Ford announced today that Vice President, Americas Manufacturing and Labor Affairs, John Savona is preparing to retire on March 1.
John Savona has worked with Ford for 33 years. He became vice president, North America Manufacturing and Labor Affairs, in 2018 and later expanded to include South America production in 2021.
Before that, he was Ford’s director of Global Manufacturing Quality, led North America quality, and managed operations throughout several manufacturing facilities in the U.S.
“I couldn’t have dreamed where these 33-plus years would take me professionally and personally,” said Savona in a press release. “It’s been a privilege to work at Ford and to grow with and learn from so many great people, especially the dedicated men and women who make our plants go every day.”

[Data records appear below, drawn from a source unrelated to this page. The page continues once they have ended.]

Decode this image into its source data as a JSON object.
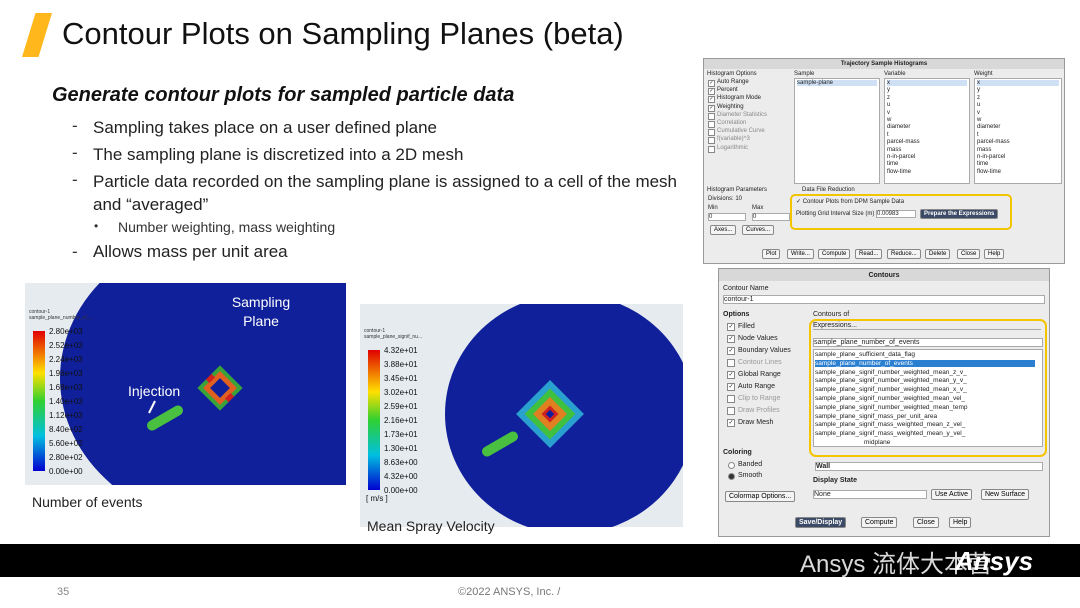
{
  "header": {
    "title": "Contour Plots on Sampling Planes (beta)"
  },
  "body": {
    "subtitle": "Generate contour plots for sampled particle data",
    "bullets": [
      "Sampling takes place on a user defined plane",
      "The sampling plane is discretized into a 2D mesh",
      "Particle data recorded on the sampling plane is assigned to a cell of the mesh and “averaged”"
    ],
    "sub_bullet": "Number weighting, mass weighting",
    "last_bullet": "Allows mass per unit area"
  },
  "left_image": {
    "legend_title": [
      "contour-1",
      "sample_plane_number_of_..."
    ],
    "legend": [
      "2.80e+03",
      "2.52e+03",
      "2.24e+03",
      "1.96e+03",
      "1.68e+03",
      "1.40e+03",
      "1.12e+03",
      "8.40e+02",
      "5.60e+02",
      "2.80e+02",
      "0.00e+00"
    ],
    "sampling_label": "Sampling Plane",
    "injection_label": "Injection",
    "caption": "Number of events"
  },
  "right_image": {
    "legend_title": [
      "contour-1",
      "sample_plane_signif_nu..."
    ],
    "legend": [
      "4.32e+01",
      "3.88e+01",
      "3.45e+01",
      "3.02e+01",
      "2.59e+01",
      "2.16e+01",
      "1.73e+01",
      "1.30e+01",
      "8.63e+00",
      "4.32e+00",
      "0.00e+00"
    ],
    "unit": "[ m/s ]",
    "caption": "Mean Spray Velocity"
  },
  "histogram_dialog": {
    "title": "Trajectory Sample Histograms",
    "options_header": "Histogram Options",
    "options": [
      {
        "label": "Auto Range",
        "checked": true
      },
      {
        "label": "Percent",
        "checked": true
      },
      {
        "label": "Histogram Mode",
        "checked": true
      },
      {
        "label": "Weighting",
        "checked": true
      },
      {
        "label": "Diameter Statistics",
        "checked": false
      },
      {
        "label": "Correlation",
        "checked": false
      },
      {
        "label": "Cumulative Curve",
        "checked": false
      },
      {
        "label": "f(variable)^3",
        "checked": false
      },
      {
        "label": "Logarithmic",
        "checked": false
      }
    ],
    "sample_header": "Sample",
    "samples": [
      "sample-plane"
    ],
    "variable_header": "Variable",
    "variables": [
      "x",
      "y",
      "z",
      "u",
      "v",
      "w",
      "diameter",
      "t",
      "parcel-mass",
      "mass",
      "n-in-parcel",
      "time",
      "flow-time"
    ],
    "weight_header": "Weight",
    "weights": [
      "x",
      "y",
      "z",
      "u",
      "v",
      "w",
      "diameter",
      "t",
      "parcel-mass",
      "mass",
      "n-in-parcel",
      "time",
      "flow-time"
    ],
    "params_header": "Histogram Parameters",
    "divisions": "Divisions: 10",
    "min_label": "Min",
    "max_label": "Max",
    "min_value": "0",
    "max_value": "0",
    "reduction_header": "Data File Reduction",
    "reduction_check": "Contour Plots from DPM Sample Data",
    "grid_label": "Plotting Grid Interval Size (m)",
    "grid_value": "0.00983",
    "prepare_button": "Prepare the Expressions",
    "side_buttons": [
      "Axes...",
      "Curves..."
    ],
    "buttons": [
      "Plot",
      "Write...",
      "Compute",
      "Read...",
      "Reduce...",
      "Delete",
      "Close",
      "Help"
    ]
  },
  "contours_dialog": {
    "title": "Contours",
    "name_label": "Contour Name",
    "name_value": "contour-1",
    "options_header": "Options",
    "options": [
      {
        "label": "Filled",
        "checked": true
      },
      {
        "label": "Node Values",
        "checked": true
      },
      {
        "label": "Boundary Values",
        "checked": true
      },
      {
        "label": "Contour Lines",
        "checked": false
      },
      {
        "label": "Global Range",
        "checked": true
      },
      {
        "label": "Auto Range",
        "checked": true
      },
      {
        "label": "Clip to Range",
        "checked": false
      },
      {
        "label": "Draw Profiles",
        "checked": false
      },
      {
        "label": "Draw Mesh",
        "checked": true
      }
    ],
    "contours_of": "Contours of",
    "category": "Expressions...",
    "selected": "sample_plane_number_of_events",
    "list": [
      "sample_plane_sufficient_data_flag",
      "sample_plane_number_of_events",
      "sample_plane_signif_number_weighted_mean_z_v_",
      "sample_plane_signif_number_weighted_mean_y_v_",
      "sample_plane_signif_number_weighted_mean_x_v_",
      "sample_plane_signif_number_weighted_mean_vel_",
      "sample_plane_signif_number_weighted_mean_temp",
      "sample_plane_signif_mass_per_unit_area",
      "sample_plane_signif_mass_weighted_mean_z_vel_",
      "sample_plane_signif_mass_weighted_mean_y_vel_",
      "midplane"
    ],
    "coloring_header": "Coloring",
    "coloring": [
      "Banded",
      "Smooth"
    ],
    "wall": "Wall",
    "display_state": "Display State",
    "display_value": "None",
    "use_active": "Use Active",
    "new_surface": "New Surface",
    "colormap_button": "Colormap Options...",
    "buttons": [
      "Save/Display",
      "Compute",
      "Close",
      "Help"
    ]
  },
  "footer": {
    "page": "35",
    "copyright": "©2022 ANSYS, Inc. /",
    "logo": "Ansys",
    "watermark": "Ansys 流体大本营"
  }
}
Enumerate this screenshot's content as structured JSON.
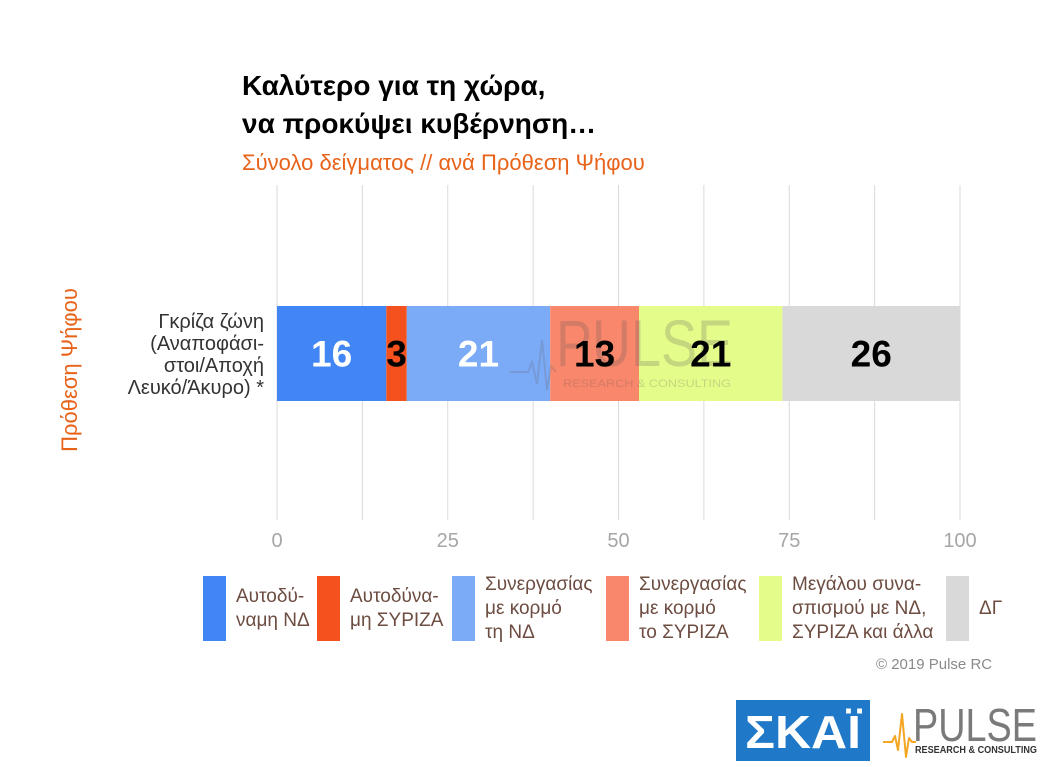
{
  "chart_data": {
    "type": "bar",
    "orientation": "horizontal",
    "stacked": true,
    "title": [
      "Καλύτερο για τη χώρα,",
      "να προκύψει κυβέρνηση…"
    ],
    "subtitle": "Σύνολο δείγματος // ανά Πρόθεση Ψήφου",
    "xlabel": "",
    "ylabel": "Πρόθεση Ψήφου",
    "categories": [
      [
        "Γκρίζα ζώνη",
        "(Αναποφάσι-",
        "στοι/Αποχή",
        "Λευκό/Άκυρο) *"
      ]
    ],
    "xlim": [
      0,
      100
    ],
    "xticks": [
      0,
      25,
      50,
      75,
      100
    ],
    "grid": true,
    "grid_step": 12.5,
    "legend_position": "bottom",
    "series": [
      {
        "name": [
          "Αυτοδύ-",
          "ναμη ΝΔ"
        ],
        "values": [
          16
        ],
        "color": "#4285F4",
        "label_color": "#FFFFFF"
      },
      {
        "name": [
          "Αυτοδύνα-",
          "μη ΣΥΡΙΖΑ"
        ],
        "values": [
          3
        ],
        "color": "#F4511E",
        "label_color": "#000000"
      },
      {
        "name": [
          "Συνεργασίας",
          "με κορμό",
          "τη ΝΔ"
        ],
        "values": [
          21
        ],
        "color": "#7BAAF7",
        "label_color": "#FFFFFF"
      },
      {
        "name": [
          "Συνεργασίας",
          "με κορμό",
          "το ΣΥΡΙΖΑ"
        ],
        "values": [
          13
        ],
        "color": "#F8876B",
        "label_color": "#000000"
      },
      {
        "name": [
          "Μεγάλου συνα-",
          "σπισμού με ΝΔ,",
          "ΣΥΡΙΖΑ και άλλα"
        ],
        "values": [
          21
        ],
        "color": "#E4FC8A",
        "label_color": "#000000"
      },
      {
        "name": [
          "ΔΓ"
        ],
        "values": [
          26
        ],
        "color": "#D9D9D9",
        "label_color": "#000000"
      }
    ]
  },
  "colors": {
    "title": "#000000",
    "accent": "#E8631A",
    "legend_text": "#6D4C41",
    "grid": "#DADADA",
    "tick": "#A6A6A6",
    "skai_blue": "#1F78C8",
    "pulse_gray": "#7A7A7A",
    "pulse_orange": "#F5A623"
  },
  "copyright": "© 2019 Pulse RC",
  "logos": {
    "skai": "ΣΚΑΪ",
    "pulse": {
      "name": "PULSE",
      "tagline": "RESEARCH & CONSULTING"
    }
  },
  "watermark": {
    "name": "PULSE",
    "tagline": "RESEARCH & CONSULTING"
  }
}
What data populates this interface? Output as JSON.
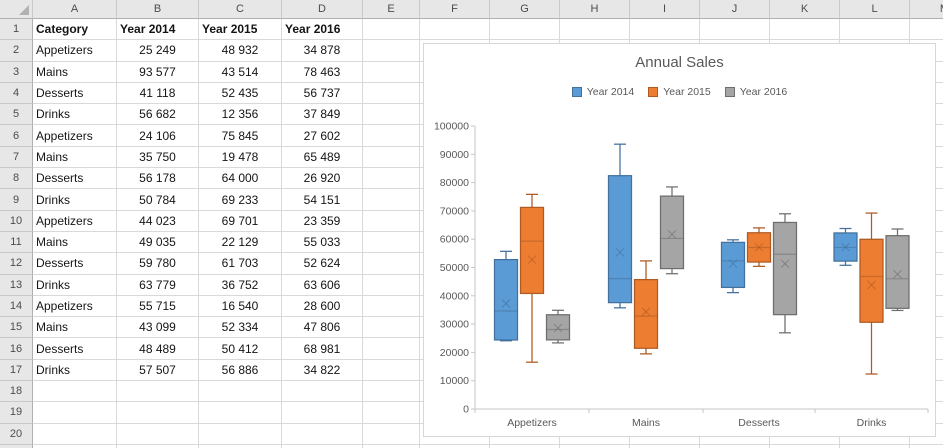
{
  "spreadsheet": {
    "column_headers": [
      "A",
      "B",
      "C",
      "D",
      "E",
      "F",
      "G",
      "H",
      "I",
      "J",
      "K",
      "L",
      "M"
    ],
    "visible_row_count": 21,
    "header_row": [
      "Category",
      "Year 2014",
      "Year 2015",
      "Year 2016"
    ],
    "data_rows": [
      [
        "Appetizers",
        "25 249",
        "48 932",
        "34 878"
      ],
      [
        "Mains",
        "93 577",
        "43 514",
        "78 463"
      ],
      [
        "Desserts",
        "41 118",
        "52 435",
        "56 737"
      ],
      [
        "Drinks",
        "56 682",
        "12 356",
        "37 849"
      ],
      [
        "Appetizers",
        "24 106",
        "75 845",
        "27 602"
      ],
      [
        "Mains",
        "35 750",
        "19 478",
        "65 489"
      ],
      [
        "Desserts",
        "56 178",
        "64 000",
        "26 920"
      ],
      [
        "Drinks",
        "50 784",
        "69 233",
        "54 151"
      ],
      [
        "Appetizers",
        "44 023",
        "69 701",
        "23 359"
      ],
      [
        "Mains",
        "49 035",
        "22 129",
        "55 033"
      ],
      [
        "Desserts",
        "59 780",
        "61 703",
        "52 624"
      ],
      [
        "Drinks",
        "63 779",
        "36 752",
        "63 606"
      ],
      [
        "Appetizers",
        "55 715",
        "16 540",
        "28 600"
      ],
      [
        "Mains",
        "43 099",
        "52 334",
        "47 806"
      ],
      [
        "Desserts",
        "48 489",
        "50 412",
        "68 981"
      ],
      [
        "Drinks",
        "57 507",
        "56 886",
        "34 822"
      ]
    ]
  },
  "chart": {
    "title": "Annual Sales"
  },
  "chart_data": {
    "type": "box",
    "title": "Annual Sales",
    "categories": [
      "Appetizers",
      "Mains",
      "Desserts",
      "Drinks"
    ],
    "ylim": [
      0,
      100000
    ],
    "ytick_step": 10000,
    "ytick_labels": [
      "0",
      "10000",
      "20000",
      "30000",
      "40000",
      "50000",
      "60000",
      "70000",
      "80000",
      "90000",
      "100000"
    ],
    "legend_position": "top",
    "gridlines": false,
    "series": [
      {
        "name": "Year 2014",
        "fill": "#5B9BD5",
        "line": "#41719C",
        "points_by_category": [
          [
            25249,
            24106,
            44023,
            55715
          ],
          [
            93577,
            35750,
            49035,
            43099
          ],
          [
            41118,
            56178,
            59780,
            48489
          ],
          [
            56682,
            50784,
            63779,
            57507
          ]
        ],
        "boxes": [
          {
            "min": 24106,
            "q1": 24392,
            "median": 34636,
            "mean": 37273,
            "q3": 52792,
            "max": 55715
          },
          {
            "min": 35750,
            "q1": 37587,
            "median": 46067,
            "mean": 55365,
            "q3": 82442,
            "max": 93577
          },
          {
            "min": 41118,
            "q1": 42961,
            "median": 52334,
            "mean": 51391,
            "q3": 58880,
            "max": 59780
          },
          {
            "min": 50784,
            "q1": 52259,
            "median": 57095,
            "mean": 57188,
            "q3": 62211,
            "max": 63779
          }
        ]
      },
      {
        "name": "Year 2015",
        "fill": "#ED7D31",
        "line": "#AE5A21",
        "points_by_category": [
          [
            48932,
            75845,
            69701,
            16540
          ],
          [
            43514,
            19478,
            22129,
            52334
          ],
          [
            52435,
            64000,
            61703,
            50412
          ],
          [
            12356,
            69233,
            36752,
            56886
          ]
        ],
        "boxes": [
          {
            "min": 16540,
            "q1": 40834,
            "median": 59317,
            "mean": 52755,
            "q3": 71237,
            "max": 75845
          },
          {
            "min": 19478,
            "q1": 21466,
            "median": 32822,
            "mean": 34364,
            "q3": 45719,
            "max": 52334
          },
          {
            "min": 50412,
            "q1": 51929,
            "median": 57069,
            "mean": 57138,
            "q3": 62277,
            "max": 64000
          },
          {
            "min": 12356,
            "q1": 30653,
            "median": 46819,
            "mean": 43807,
            "q3": 59973,
            "max": 69233
          }
        ]
      },
      {
        "name": "Year 2016",
        "fill": "#A5A5A5",
        "line": "#6E6E6E",
        "points_by_category": [
          [
            34878,
            27602,
            23359,
            28600
          ],
          [
            78463,
            65489,
            55033,
            47806
          ],
          [
            56737,
            26920,
            52624,
            68981
          ],
          [
            37849,
            54151,
            63606,
            34822
          ]
        ],
        "boxes": [
          {
            "min": 23359,
            "q1": 24420,
            "median": 28101,
            "mean": 28610,
            "q3": 33309,
            "max": 34878
          },
          {
            "min": 47806,
            "q1": 49613,
            "median": 60261,
            "mean": 61698,
            "q3": 75220,
            "max": 78463
          },
          {
            "min": 26920,
            "q1": 33346,
            "median": 54681,
            "mean": 51316,
            "q3": 65920,
            "max": 68981
          },
          {
            "min": 34822,
            "q1": 35579,
            "median": 46000,
            "mean": 47607,
            "q3": 61242,
            "max": 63606
          }
        ]
      }
    ]
  },
  "colors": {
    "header_bg": "#E7E7E7",
    "gridline": "#D9D9D9",
    "chart_border": "#D7D7D7",
    "chart_text": "#595959",
    "axis_line": "#C6C6C6"
  }
}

During his time as vice president, Savona navigated the challenges of new safety protocols during the global pandemic as well as widespread supply chain issues.
He was also a part of the renewal of Ford’s pro lineup including electric vehicles.
Passing the Torch
Bryce Currie, chief manufacturing officer for Johnson Controls, will follow Savona in the role. To implement a smooth transition, Currie will start at Ford on January 30.
Currie was chosen for his new role because of his servant-leadership management style according to the press release.
His new role will include partnering with:
- Product Engineering.
- Supply Chain Management.
- And other functions.
Currie has a background in manufacturing, digital management, and operating distribution centers from working at Johnson Controls for over three years.
Before that, he was a corporate officer at GE Aviation for six years. He was globally responsible for:
- Jet engine assembly.
- Repair and test network.
“I see this less about returning to the auto industry than being part of creating something new and exciting,” Currie said in a press release. “Ford is helping define and deliver a future made possible by smart, connected gas and electric vehicles, and that’s very appealing to me.”